Elvis Presley non è morto e ne ho le prove, canta con la sua inconfondibile voce in alcuni pezzi del nuovo Dirty Beaches, “Badlands“. Certo, sembra messo male ma è ancora vivo!
Tornando alla realtà, questo è un disco di Alex Zhang Hungtai aka Dirty Beaches, un Taiwanese espatriato in Canada che ripropone un rockabilly triturato, malato ed evidentemente registrato nelle mura domestiche con pochissimi mezzi a disposizione.
L’album è salomonicamente diviso in due parti ben distinte e caratterizzate da sound differenti.
Nei primi 4 pezzi il nostro si traveste da Elvis e, dopo aver abusato di sostanze stuperfacenti, canta su basi che pescano dai canoni Rockabilly contaminate da suoni industrial, wave, ipnotiche e psicotiche.
Esemplare di questa prima metà dell’album, l’iniziare Speedway King
Nella seconda metà del disco si cambia completamente registro, il sound rimane sempre retrò ma qui le atmosfere si fanno romantiche, benché comunque dimesse e rassegnate.

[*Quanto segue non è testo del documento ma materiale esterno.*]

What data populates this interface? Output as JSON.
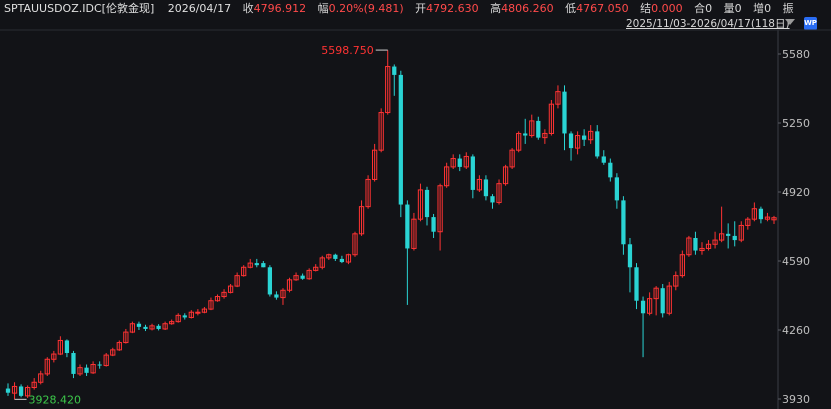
{
  "header": {
    "symbol": "SPTAUUSDOZ.IDC[伦敦金现]",
    "date": "2026/04/17",
    "close_label": "收",
    "close": "4796.912",
    "change_label": "幅",
    "change": "0.20%(9.481)",
    "open_label": "开",
    "open": "4792.630",
    "high_label": "高",
    "high": "4806.260",
    "low_label": "低",
    "low": "4767.050",
    "settle_label": "结",
    "settle": "0.000",
    "hold_label": "合",
    "hold": "0",
    "volume_label": "量",
    "volume": "0",
    "increase_label": "增",
    "increase": "0",
    "amp_label": "振",
    "range": "2025/11/03-2026/04/17(118日)",
    "logo_text": "WP"
  },
  "colors": {
    "up": "#ff3333",
    "down": "#2ad4d4",
    "background": "#121317",
    "grid": "#2a2c33"
  },
  "chart_data": {
    "type": "candlestick",
    "y_ticks": [
      5580,
      5250,
      4920,
      4590,
      4260,
      3930
    ],
    "y_tick_labels": [
      "5580",
      "5250",
      "4920",
      "4590",
      "4260",
      "3930"
    ],
    "ylim": [
      3930,
      5660
    ],
    "max_label": "5598.750",
    "min_label": "3928.420",
    "max_value": 5598.75,
    "min_value": 3928.42,
    "max_index": 58,
    "min_index": 1,
    "candles": [
      [
        3980,
        3960,
        4005,
        3945
      ],
      [
        3958,
        3990,
        4010,
        3928
      ],
      [
        3990,
        3945,
        4000,
        3938
      ],
      [
        3945,
        3985,
        3995,
        3935
      ],
      [
        3985,
        4010,
        4030,
        3975
      ],
      [
        4010,
        4050,
        4065,
        4000
      ],
      [
        4050,
        4120,
        4130,
        4040
      ],
      [
        4120,
        4145,
        4160,
        4105
      ],
      [
        4145,
        4210,
        4230,
        4140
      ],
      [
        4210,
        4150,
        4215,
        4130
      ],
      [
        4150,
        4050,
        4160,
        4030
      ],
      [
        4050,
        4080,
        4095,
        4040
      ],
      [
        4080,
        4055,
        4095,
        4040
      ],
      [
        4055,
        4095,
        4110,
        4050
      ],
      [
        4095,
        4090,
        4110,
        4075
      ],
      [
        4090,
        4140,
        4150,
        4085
      ],
      [
        4140,
        4165,
        4175,
        4135
      ],
      [
        4165,
        4200,
        4210,
        4160
      ],
      [
        4200,
        4250,
        4265,
        4195
      ],
      [
        4250,
        4290,
        4300,
        4245
      ],
      [
        4290,
        4275,
        4300,
        4260
      ],
      [
        4275,
        4265,
        4285,
        4255
      ],
      [
        4265,
        4280,
        4290,
        4258
      ],
      [
        4280,
        4265,
        4288,
        4258
      ],
      [
        4265,
        4290,
        4300,
        4260
      ],
      [
        4290,
        4300,
        4310,
        4285
      ],
      [
        4300,
        4330,
        4340,
        4295
      ],
      [
        4330,
        4320,
        4340,
        4310
      ],
      [
        4320,
        4345,
        4355,
        4315
      ],
      [
        4345,
        4345,
        4360,
        4330
      ],
      [
        4345,
        4360,
        4370,
        4340
      ],
      [
        4360,
        4400,
        4415,
        4355
      ],
      [
        4400,
        4420,
        4430,
        4395
      ],
      [
        4420,
        4440,
        4455,
        4410
      ],
      [
        4440,
        4470,
        4480,
        4435
      ],
      [
        4470,
        4520,
        4535,
        4465
      ],
      [
        4520,
        4560,
        4570,
        4515
      ],
      [
        4560,
        4580,
        4600,
        4555
      ],
      [
        4580,
        4570,
        4600,
        4560
      ],
      [
        4580,
        4560,
        4590,
        4560
      ],
      [
        4560,
        4430,
        4570,
        4420
      ],
      [
        4430,
        4415,
        4445,
        4405
      ],
      [
        4415,
        4450,
        4460,
        4380
      ],
      [
        4450,
        4500,
        4510,
        4440
      ],
      [
        4500,
        4520,
        4535,
        4495
      ],
      [
        4520,
        4505,
        4530,
        4500
      ],
      [
        4505,
        4545,
        4555,
        4500
      ],
      [
        4545,
        4560,
        4575,
        4540
      ],
      [
        4560,
        4605,
        4615,
        4550
      ],
      [
        4605,
        4620,
        4625,
        4595
      ],
      [
        4620,
        4600,
        4625,
        4590
      ],
      [
        4600,
        4585,
        4615,
        4580
      ],
      [
        4585,
        4620,
        4625,
        4575
      ],
      [
        4620,
        4720,
        4730,
        4610
      ],
      [
        4720,
        4850,
        4880,
        4710
      ],
      [
        4850,
        4980,
        5000,
        4840
      ],
      [
        4980,
        5120,
        5150,
        4970
      ],
      [
        5120,
        5300,
        5320,
        5110
      ],
      [
        5300,
        5520,
        5598,
        5290
      ],
      [
        5520,
        5480,
        5530,
        5380
      ],
      [
        5480,
        4860,
        5500,
        4800
      ],
      [
        4860,
        4650,
        4880,
        4380
      ],
      [
        4650,
        4790,
        4820,
        4640
      ],
      [
        4790,
        4930,
        4960,
        4780
      ],
      [
        4930,
        4800,
        4945,
        4760
      ],
      [
        4800,
        4730,
        4815,
        4700
      ],
      [
        4730,
        4950,
        4960,
        4640
      ],
      [
        4950,
        5040,
        5060,
        4940
      ],
      [
        5040,
        5080,
        5100,
        5030
      ],
      [
        5080,
        5040,
        5100,
        5020
      ],
      [
        5040,
        5090,
        5110,
        5030
      ],
      [
        5090,
        4930,
        5100,
        4890
      ],
      [
        4930,
        4980,
        5000,
        4920
      ],
      [
        4980,
        4900,
        5000,
        4880
      ],
      [
        4900,
        4870,
        4910,
        4840
      ],
      [
        4870,
        4960,
        4980,
        4860
      ],
      [
        4960,
        5040,
        5050,
        4950
      ],
      [
        5040,
        5120,
        5130,
        5030
      ],
      [
        5120,
        5200,
        5210,
        5110
      ],
      [
        5200,
        5190,
        5270,
        5150
      ],
      [
        5190,
        5260,
        5290,
        5180
      ],
      [
        5260,
        5180,
        5280,
        5170
      ],
      [
        5180,
        5200,
        5220,
        5150
      ],
      [
        5200,
        5340,
        5360,
        5190
      ],
      [
        5340,
        5400,
        5430,
        5320
      ],
      [
        5400,
        5200,
        5430,
        5120
      ],
      [
        5200,
        5130,
        5210,
        5070
      ],
      [
        5130,
        5190,
        5210,
        5100
      ],
      [
        5190,
        5170,
        5220,
        5140
      ],
      [
        5170,
        5210,
        5240,
        5150
      ],
      [
        5210,
        5090,
        5240,
        5080
      ],
      [
        5090,
        5060,
        5120,
        5050
      ],
      [
        5060,
        4990,
        5080,
        4970
      ],
      [
        4990,
        4880,
        5010,
        4840
      ],
      [
        4880,
        4670,
        4900,
        4620
      ],
      [
        4670,
        4560,
        4700,
        4440
      ],
      [
        4560,
        4400,
        4580,
        4360
      ],
      [
        4400,
        4340,
        4420,
        4130
      ],
      [
        4340,
        4410,
        4440,
        4330
      ],
      [
        4410,
        4460,
        4470,
        4330
      ],
      [
        4460,
        4340,
        4480,
        4320
      ],
      [
        4340,
        4470,
        4490,
        4330
      ],
      [
        4470,
        4520,
        4540,
        4450
      ],
      [
        4520,
        4620,
        4640,
        4510
      ],
      [
        4620,
        4700,
        4710,
        4610
      ],
      [
        4700,
        4640,
        4730,
        4620
      ],
      [
        4640,
        4650,
        4680,
        4620
      ],
      [
        4650,
        4670,
        4690,
        4640
      ],
      [
        4670,
        4690,
        4730,
        4650
      ],
      [
        4690,
        4720,
        4850,
        4680
      ],
      [
        4720,
        4710,
        4770,
        4650
      ],
      [
        4710,
        4690,
        4780,
        4660
      ],
      [
        4690,
        4760,
        4780,
        4680
      ],
      [
        4760,
        4790,
        4800,
        4740
      ],
      [
        4790,
        4840,
        4870,
        4780
      ],
      [
        4840,
        4790,
        4850,
        4770
      ],
      [
        4790,
        4800,
        4820,
        4780
      ],
      [
        4787,
        4797,
        4806,
        4767
      ]
    ]
  }
}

Ed è proprio in questa seconda metà del disco che Dirty Beaches mette da parte la sua voglia di stupire per esprimere al meglio il suo talento.
Lord Knows Best è un brano ipnotico, romantico e disperato allo stesso tempo. Un pezzo che non avrebbe sfigurato nella colonna sonora di Twin Peaks (o di un qualunque film di Lynch).

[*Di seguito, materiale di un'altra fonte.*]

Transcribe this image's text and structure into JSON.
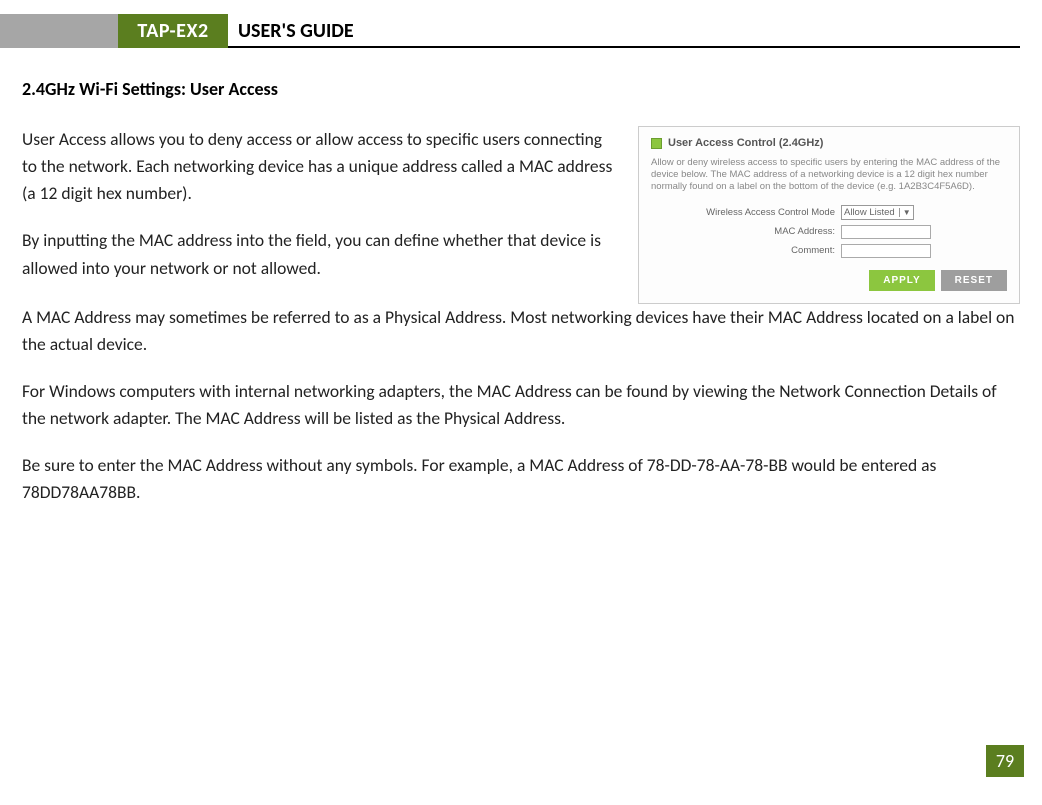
{
  "header": {
    "product": "TAP-EX2",
    "title": "USER'S GUIDE"
  },
  "section_heading": "2.4GHz Wi-Fi Settings: User Access",
  "paragraphs": {
    "p1": "User Access allows you to deny access or allow access to specific users connecting to the network. Each networking device has a unique address called a MAC address (a 12 digit hex number).",
    "p2": "By inputting the MAC address into the field, you can define whether that device is allowed into your network or not allowed.",
    "p3": "A MAC Address may sometimes be referred to as a Physical Address. Most networking devices have their MAC Address located on a label on the actual device.",
    "p4": "For Windows computers with internal networking adapters, the MAC Address can be found by viewing the Network Connection Details of the network adapter. The MAC Address will be listed as the Physical Address.",
    "p5": "Be sure to enter the MAC Address without any symbols. For example, a MAC Address of 78-DD-78-AA-78-BB would be entered as 78DD78AA78BB."
  },
  "screenshot": {
    "title": "User Access Control (2.4GHz)",
    "description": "Allow or deny wireless access to specific users by entering the MAC address of the device below. The MAC address of a networking device is a 12 digit hex number normally found on a label on the bottom of the device (e.g. 1A2B3C4F5A6D).",
    "form": {
      "mode_label": "Wireless Access Control Mode",
      "mode_value": "Allow Listed",
      "mac_label": "MAC Address:",
      "comment_label": "Comment:"
    },
    "buttons": {
      "apply": "APPLY",
      "reset": "RESET"
    }
  },
  "page_number": "79",
  "colors": {
    "brand_green": "#5b7e1f",
    "apply_green": "#8cc63f",
    "reset_gray": "#9e9e9e",
    "header_gray": "#a6a6a6"
  }
}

Per non parlare dell’ambientale e marziale pezzo di chiusura “Hotel“, o di “Black Nylon”, pezzo che sarebbe potuto uscire dal repertorio dei Portishead.
Le due anime dell’album, ognuna con la propria bellezza, concorrono a rendere questo lavoro speciale. Personalmente apprezzo di più la parte romantica e disperata, ma tutto il (seppur breve) lavoro è meritevole. Ora tocca affidarsi ad un buon produttore e aspettare di vedere quelle delle due strade delineate sarà quella che Alex seguirà. Noi, nel frattempo, continueremo a farci ammaliare da questo Badlands.
Badlands. Ovvero la storia di una fuga, la cronaca di una liberatoria evasione dalle sordide contraddizioni metropolitane, bassifondi maledetti da cui allontanarsi senza alcun rimpianto attraverso “centinaia di autostrade”, lunghe quanto la voglia di lasciarsi quel mondo alle spalle.
Neppure 30 minuti di musica (non sarebbe meglio parlare di ep?), ma tratti di classe. Servirà certamente, per darle più corpo, decidere quale prendere tra le due direzioni in cui questo “Badlands” si scinde.